I got an eReader (Kindle) for Christmas, and have been reading quite a bit of both scientific and non-scientific work on there. It's making me realize that academic publishing has a long, long way to go in order to catch up to the evolving reading technologies.

220mya said...

@Andy: One of my colleagues recently showed me PDFs of paleo papers she had uploaded on the Kindle. I was quite impressed with the readability and image quality. The only drawback was that the zoom feature seemed a bit clunky. Otherwise ereaders/iPads may be the wave of the future!

@Heinrich: I completely agree!

Andy said...

@Randy - I completely agree with all of your points about PDFs on the Kindle. The (current) lack of color can be a hindrance for some papers (yes, I know that the iPad has color, but its screen is not nearly as comfortable to read from for long periods; and, I don't own a pair of hipster glasses).

On a related note, someone at another forum pointed out that Nature has already implemented hover-over citations. Their appearance is a little clunky (it would be great to have a hanging indent, and full journal titles), but it's a great start. Science has a similar feature, and similarly clunky (and occasionally buggy, when I tried it; sometimes the reference didn't pop up).

Mike Keesey said...

"The (current) lack of color can be a hindrance for some papers"

It shouldn't be. Papers should not rely on being in color, for the simple reason that some people are colorblind.

"So, geeks: shut up or money up!"

Looks like a decent project when I have some spare time. Would make a good JavaScript library....

Heinrich Mallison said...

@ Mike: I'll take you up on that one ;)

@ Andy: and I'll add a gripe with that mark-up stuff right here and now (wikipedia solved this better, albeit only slightly): you click the link, it takes you to the ref, you're happy. Now you click------ uhm, what DO I click to go back????

on wiki, you can hover the mouse over the link and see which instance of this particular ref you're on (i.e., is it being used the first, second, fivehundredth time), click it and be taken to the ref list, then click the corresponding number to be taken back. OK, you must remember to check before you click, otherwise you're lost, but at least you CAN. In PDFs and on web pages it is not that easy. You may be able to use the back button, but sometimes that is not possible, it takes you back the correct page but not the correct paragraph.

Andy said...

Most color-blind individuals have a red-green deficit, so this can (usually) be overcome by careful choice of color schemes (having a color-blind prof in grad school made me much more aware of this fact!). And, there are some types of graphics - for instance, photographs of anatomical dissections or outcrops - that really benefit from color but cannot be adjusted by a simple change in fill. However, in an age where many people still print out their stuff in grayscale (or journals only allow this), it's critical to make sure that the figures are at least passable in both formats.

Paleontology Student said...

As Mike T. Keesey said, no problem for digital media, but for printed media, is there any real obstacles to reaching a creative, compromise solution?

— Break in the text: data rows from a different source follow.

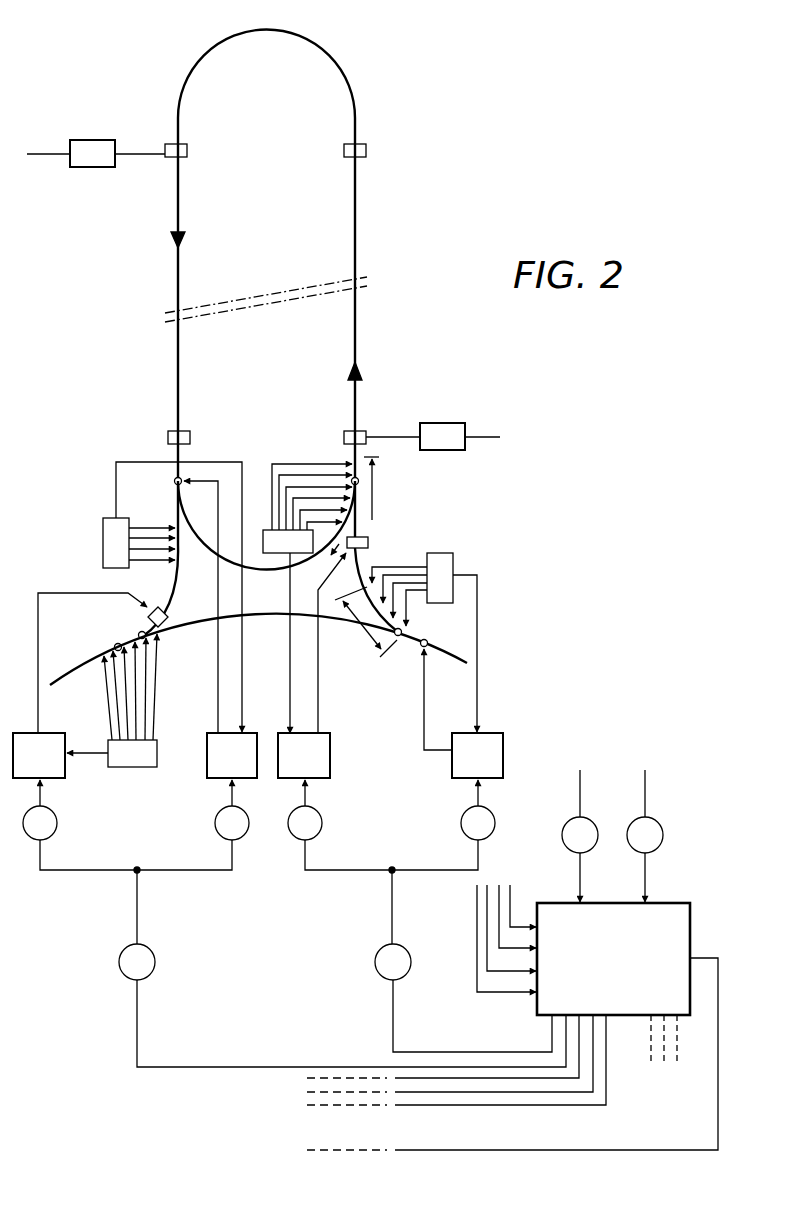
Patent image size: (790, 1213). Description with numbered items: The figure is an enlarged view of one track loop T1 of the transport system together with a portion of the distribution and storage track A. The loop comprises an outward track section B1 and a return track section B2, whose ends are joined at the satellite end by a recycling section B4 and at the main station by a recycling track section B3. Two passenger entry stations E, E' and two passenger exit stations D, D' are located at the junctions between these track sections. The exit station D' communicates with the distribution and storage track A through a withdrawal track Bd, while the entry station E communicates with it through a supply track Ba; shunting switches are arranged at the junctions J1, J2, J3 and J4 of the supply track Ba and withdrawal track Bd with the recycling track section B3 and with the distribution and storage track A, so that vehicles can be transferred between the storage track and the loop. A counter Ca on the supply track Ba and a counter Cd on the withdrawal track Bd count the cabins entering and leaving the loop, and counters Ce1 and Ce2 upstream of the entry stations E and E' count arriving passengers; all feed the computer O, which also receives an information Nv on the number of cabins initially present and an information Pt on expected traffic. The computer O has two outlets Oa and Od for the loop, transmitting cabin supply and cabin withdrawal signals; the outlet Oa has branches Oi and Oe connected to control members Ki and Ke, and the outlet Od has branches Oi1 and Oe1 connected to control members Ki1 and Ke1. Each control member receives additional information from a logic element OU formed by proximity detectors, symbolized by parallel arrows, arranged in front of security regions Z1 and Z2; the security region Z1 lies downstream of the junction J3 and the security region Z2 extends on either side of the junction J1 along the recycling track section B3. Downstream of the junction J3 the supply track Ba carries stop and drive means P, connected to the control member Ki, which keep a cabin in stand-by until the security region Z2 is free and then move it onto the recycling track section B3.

The recycling section B4 is at (330, 56).
The track section B2 is at (177, 350).
The track section B1 is at (357, 335).
The track loop T1 is at (359, 235).
The passenger entry station E' is at (194, 153).
The passenger exit station D is at (371, 153).
The counter Ce2 is at (92, 168).
The passenger exit station D' is at (158, 430).
The passenger entry station E is at (368, 425).
The counter Ce1 is at (436, 423).
The recycling track section B3 is at (264, 573).
The junction J2 is at (175, 481).
The junction J1 is at (359, 481).
The logic element OU is at (272, 615).
The security region Z2 is at (380, 490).
The supply track Ba is at (370, 556).
The stop and drive means P is at (353, 552).
The withdrawal track Bd is at (177, 583).
The counter Cd is at (139, 633).
The junction J4 is at (114, 647).
The distribution and storage track A is at (268, 617).
The security region Z1 is at (366, 625).
The counter Ca is at (398, 636).
The junction J3 is at (428, 643).
The control member Ki1 is at (39, 755).
The control member Ke1 is at (232, 755).
The control member Ki is at (304, 755).
The control member Ke is at (477, 755).
The branch Oi1 is at (49, 819).
The branch Oe1 is at (216, 820).
The branch Oi is at (314, 819).
The branch Oe is at (462, 818).
The outlet Od is at (342, 968).
The outlet Oa is at (463, 961).
The information relating to the number of cabins Nv is at (580, 836).
The information relating to the amount of expected traffic Pt is at (645, 836).
The computer O is at (512, 1017).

How about restructuring the page layout so that it allows the use of numbered in-line citations AND the number-referenced corresponding author-year citation on the margin, in close proximity, or in a special box or something?
Best of both worlds?

Armin said...

I personally like the footnote variant with superscript numbers. The full reference is put on the bottom of the same page.

It does not clutter the text.
The reader does not have to flip back and forth.
It is easy to add small comments to the citation such as "cp".
The bibliography at the end is sorted alphabetically.

It was once quite common in Europe. Now most Universities prefer numbered endnotes. Anyone knows why it came out of fashion?